Mike Kennedy

Editor's Focus: Nobody's perfect

March 14, 2022

Here’s a fun fact about my past as a student: I went more than six years without missing a day of school. It’s one of those things on my permanent record that teachers were always talking about.

Perfect attendance never was a particular goal of mine; it was more the result of inertia than any thought-out strategy or FOMO (which was not a thing back then). Since I was already well enough to get up at dawn and deliver newspapers, I didn’t think I could sell the argument that I was too sick to go to school.

I’ve been thinking about my “perfect attendance” history and how perfectly misguided it seems in 2022 as schools continue to cope with the health challenges brought on by the Covid-19 pandemic. When I was in school, perfect attendance was considered a notable achievement. It was a sign that you were not only committed to your schooling but also tough enough not to be knocked off course by a common cold or an ear infection.

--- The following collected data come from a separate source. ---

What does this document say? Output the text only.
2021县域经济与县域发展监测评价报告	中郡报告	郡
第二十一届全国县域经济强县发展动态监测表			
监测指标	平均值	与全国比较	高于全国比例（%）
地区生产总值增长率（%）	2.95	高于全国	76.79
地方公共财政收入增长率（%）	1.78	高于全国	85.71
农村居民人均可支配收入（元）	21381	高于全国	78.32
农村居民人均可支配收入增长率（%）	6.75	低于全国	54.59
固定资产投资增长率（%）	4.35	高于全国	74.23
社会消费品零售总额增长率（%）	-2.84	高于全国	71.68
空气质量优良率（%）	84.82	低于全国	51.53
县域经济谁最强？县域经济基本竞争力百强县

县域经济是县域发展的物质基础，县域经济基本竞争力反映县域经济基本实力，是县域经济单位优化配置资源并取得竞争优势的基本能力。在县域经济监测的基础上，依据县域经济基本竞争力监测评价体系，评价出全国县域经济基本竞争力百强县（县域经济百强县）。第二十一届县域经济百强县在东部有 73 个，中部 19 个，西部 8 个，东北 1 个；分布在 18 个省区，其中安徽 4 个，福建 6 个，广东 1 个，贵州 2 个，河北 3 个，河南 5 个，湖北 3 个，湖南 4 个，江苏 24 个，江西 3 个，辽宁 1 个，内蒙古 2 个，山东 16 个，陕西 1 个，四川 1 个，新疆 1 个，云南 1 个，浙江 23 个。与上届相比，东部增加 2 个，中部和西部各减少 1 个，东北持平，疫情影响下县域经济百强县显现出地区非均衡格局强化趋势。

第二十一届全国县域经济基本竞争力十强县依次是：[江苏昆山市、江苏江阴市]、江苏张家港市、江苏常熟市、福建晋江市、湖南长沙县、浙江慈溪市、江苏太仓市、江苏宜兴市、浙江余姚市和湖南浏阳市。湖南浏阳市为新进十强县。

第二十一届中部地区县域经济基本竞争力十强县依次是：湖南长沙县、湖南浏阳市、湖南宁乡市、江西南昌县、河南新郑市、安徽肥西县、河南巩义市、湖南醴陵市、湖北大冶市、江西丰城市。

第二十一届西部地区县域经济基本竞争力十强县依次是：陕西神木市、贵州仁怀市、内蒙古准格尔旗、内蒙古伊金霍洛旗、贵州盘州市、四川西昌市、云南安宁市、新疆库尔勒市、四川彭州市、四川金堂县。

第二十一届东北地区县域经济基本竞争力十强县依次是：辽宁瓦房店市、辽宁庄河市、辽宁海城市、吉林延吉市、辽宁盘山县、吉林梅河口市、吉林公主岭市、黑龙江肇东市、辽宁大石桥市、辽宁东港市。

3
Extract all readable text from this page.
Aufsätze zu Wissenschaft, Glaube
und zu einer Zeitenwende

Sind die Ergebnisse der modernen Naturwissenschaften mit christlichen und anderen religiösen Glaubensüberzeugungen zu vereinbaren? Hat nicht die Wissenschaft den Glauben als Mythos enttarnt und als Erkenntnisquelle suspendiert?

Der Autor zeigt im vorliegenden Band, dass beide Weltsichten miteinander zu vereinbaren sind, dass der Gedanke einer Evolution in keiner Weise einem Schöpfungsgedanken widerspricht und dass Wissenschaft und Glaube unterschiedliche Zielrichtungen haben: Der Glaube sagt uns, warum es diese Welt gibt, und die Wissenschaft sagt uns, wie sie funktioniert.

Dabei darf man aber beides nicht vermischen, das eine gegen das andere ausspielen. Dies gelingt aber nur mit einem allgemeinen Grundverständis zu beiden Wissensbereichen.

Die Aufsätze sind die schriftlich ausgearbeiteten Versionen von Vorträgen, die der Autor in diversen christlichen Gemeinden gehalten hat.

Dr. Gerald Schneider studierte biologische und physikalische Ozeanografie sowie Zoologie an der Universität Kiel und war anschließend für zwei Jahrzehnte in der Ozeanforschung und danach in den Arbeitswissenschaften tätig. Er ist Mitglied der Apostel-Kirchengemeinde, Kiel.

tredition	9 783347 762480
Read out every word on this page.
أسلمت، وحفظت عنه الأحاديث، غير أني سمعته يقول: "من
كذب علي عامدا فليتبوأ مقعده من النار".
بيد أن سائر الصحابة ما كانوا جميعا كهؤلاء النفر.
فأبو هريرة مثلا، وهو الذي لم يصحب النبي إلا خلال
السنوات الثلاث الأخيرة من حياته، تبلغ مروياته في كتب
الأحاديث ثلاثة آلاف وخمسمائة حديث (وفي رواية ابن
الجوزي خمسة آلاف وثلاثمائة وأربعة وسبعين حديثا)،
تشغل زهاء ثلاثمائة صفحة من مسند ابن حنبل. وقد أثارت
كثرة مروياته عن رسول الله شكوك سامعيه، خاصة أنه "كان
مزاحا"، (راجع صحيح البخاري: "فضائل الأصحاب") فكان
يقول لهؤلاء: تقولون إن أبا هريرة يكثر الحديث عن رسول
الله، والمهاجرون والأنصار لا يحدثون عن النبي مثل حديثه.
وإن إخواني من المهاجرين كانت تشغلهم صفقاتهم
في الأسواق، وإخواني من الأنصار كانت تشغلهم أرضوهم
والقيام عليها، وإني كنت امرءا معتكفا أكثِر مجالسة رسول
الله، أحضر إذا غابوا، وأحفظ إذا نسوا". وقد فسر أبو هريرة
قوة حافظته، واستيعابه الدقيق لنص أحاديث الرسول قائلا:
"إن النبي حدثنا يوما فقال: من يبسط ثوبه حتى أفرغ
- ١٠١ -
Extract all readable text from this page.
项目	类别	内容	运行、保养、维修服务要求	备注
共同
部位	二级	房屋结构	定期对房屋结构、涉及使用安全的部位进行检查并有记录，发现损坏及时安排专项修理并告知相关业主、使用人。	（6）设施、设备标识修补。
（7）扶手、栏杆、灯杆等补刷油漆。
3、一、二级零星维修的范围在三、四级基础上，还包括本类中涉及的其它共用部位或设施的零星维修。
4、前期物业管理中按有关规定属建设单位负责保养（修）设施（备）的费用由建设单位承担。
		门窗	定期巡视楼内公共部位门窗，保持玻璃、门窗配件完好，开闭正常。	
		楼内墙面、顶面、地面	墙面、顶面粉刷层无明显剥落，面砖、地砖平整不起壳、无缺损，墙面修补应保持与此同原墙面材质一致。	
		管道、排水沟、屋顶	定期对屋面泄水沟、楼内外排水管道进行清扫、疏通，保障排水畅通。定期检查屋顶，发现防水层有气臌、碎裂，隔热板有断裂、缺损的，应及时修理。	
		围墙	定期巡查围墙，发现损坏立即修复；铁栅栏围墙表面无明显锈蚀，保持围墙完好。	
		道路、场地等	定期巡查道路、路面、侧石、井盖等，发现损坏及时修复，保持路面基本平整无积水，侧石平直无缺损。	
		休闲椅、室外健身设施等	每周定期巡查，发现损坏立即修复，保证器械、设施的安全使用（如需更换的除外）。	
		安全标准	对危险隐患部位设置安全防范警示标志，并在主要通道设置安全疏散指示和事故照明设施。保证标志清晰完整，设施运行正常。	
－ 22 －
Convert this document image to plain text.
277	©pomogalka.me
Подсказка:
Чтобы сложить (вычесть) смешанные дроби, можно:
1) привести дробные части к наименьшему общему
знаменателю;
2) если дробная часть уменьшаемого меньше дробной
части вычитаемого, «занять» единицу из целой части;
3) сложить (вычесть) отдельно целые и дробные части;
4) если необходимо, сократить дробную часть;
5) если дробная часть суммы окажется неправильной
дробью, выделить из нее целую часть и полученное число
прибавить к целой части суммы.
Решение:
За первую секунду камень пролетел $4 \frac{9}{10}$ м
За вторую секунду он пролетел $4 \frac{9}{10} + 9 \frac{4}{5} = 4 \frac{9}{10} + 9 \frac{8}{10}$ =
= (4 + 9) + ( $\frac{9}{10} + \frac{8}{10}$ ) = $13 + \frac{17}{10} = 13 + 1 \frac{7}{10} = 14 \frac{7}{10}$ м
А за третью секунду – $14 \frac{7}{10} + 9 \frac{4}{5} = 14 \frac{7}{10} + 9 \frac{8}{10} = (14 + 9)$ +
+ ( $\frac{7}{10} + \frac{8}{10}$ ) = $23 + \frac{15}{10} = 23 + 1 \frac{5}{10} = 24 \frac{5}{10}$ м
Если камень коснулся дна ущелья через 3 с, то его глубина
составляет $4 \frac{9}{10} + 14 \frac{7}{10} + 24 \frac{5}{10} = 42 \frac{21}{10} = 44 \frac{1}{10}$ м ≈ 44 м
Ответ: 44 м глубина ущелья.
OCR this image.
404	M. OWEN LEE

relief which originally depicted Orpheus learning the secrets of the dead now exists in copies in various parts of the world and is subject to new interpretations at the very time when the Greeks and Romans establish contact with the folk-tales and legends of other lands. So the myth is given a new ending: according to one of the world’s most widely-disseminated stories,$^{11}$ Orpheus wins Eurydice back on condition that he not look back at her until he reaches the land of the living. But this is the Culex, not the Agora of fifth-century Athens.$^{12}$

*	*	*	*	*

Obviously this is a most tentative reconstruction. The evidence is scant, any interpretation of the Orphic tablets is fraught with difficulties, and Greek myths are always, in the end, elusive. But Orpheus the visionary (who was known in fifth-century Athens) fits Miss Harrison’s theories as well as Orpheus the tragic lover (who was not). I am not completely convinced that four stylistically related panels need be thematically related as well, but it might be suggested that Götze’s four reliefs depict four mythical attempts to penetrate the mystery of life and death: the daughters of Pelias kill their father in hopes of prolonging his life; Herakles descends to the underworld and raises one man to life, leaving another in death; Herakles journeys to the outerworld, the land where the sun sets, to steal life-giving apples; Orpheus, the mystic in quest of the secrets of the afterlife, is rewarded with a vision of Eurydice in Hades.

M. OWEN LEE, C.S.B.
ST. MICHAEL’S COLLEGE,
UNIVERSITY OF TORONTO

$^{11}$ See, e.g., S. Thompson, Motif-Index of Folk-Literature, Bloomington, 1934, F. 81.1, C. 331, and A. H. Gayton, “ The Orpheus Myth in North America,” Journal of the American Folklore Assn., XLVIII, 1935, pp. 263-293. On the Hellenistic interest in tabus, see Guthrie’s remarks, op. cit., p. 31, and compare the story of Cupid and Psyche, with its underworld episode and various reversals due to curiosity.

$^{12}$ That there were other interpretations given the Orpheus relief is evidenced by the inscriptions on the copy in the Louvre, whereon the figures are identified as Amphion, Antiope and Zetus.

A grade school classmate was even more “perfect” than me. For eight years, from first to eighth grade, she never missed a day. When her “achievement” was announced at eighth-grade graduation, the audience oohed and aahed in admiration. We fellow students reveled in the story of how she had gotten sick one morning in class and was sent home, but after lunch she summoned up her inner Cal Ripken and came back in the afternoon to keep her attendance streak unblemished.

Of course, there are no records of how many other students came down sick from the germs she (or I) spread when we were less than healthy and mingled with our classmates. No one thought about that then; but after two years of Covid, we are thinking about it now.

Covid-19 has shown us the potentially deadly consequences that come from treating student health cavalierly. The guidance to schools from the U.S. Centers for Disease Control and Prevention (CDC) is simple and direct: “Discourage the use of ‘perfect attendance’ awards.”

Instead, the CDC has urged schools to have flexible attendance and sick leave policies that encourage students and staff to stay home when they are sick.

And that seems perfectly reasonable to me.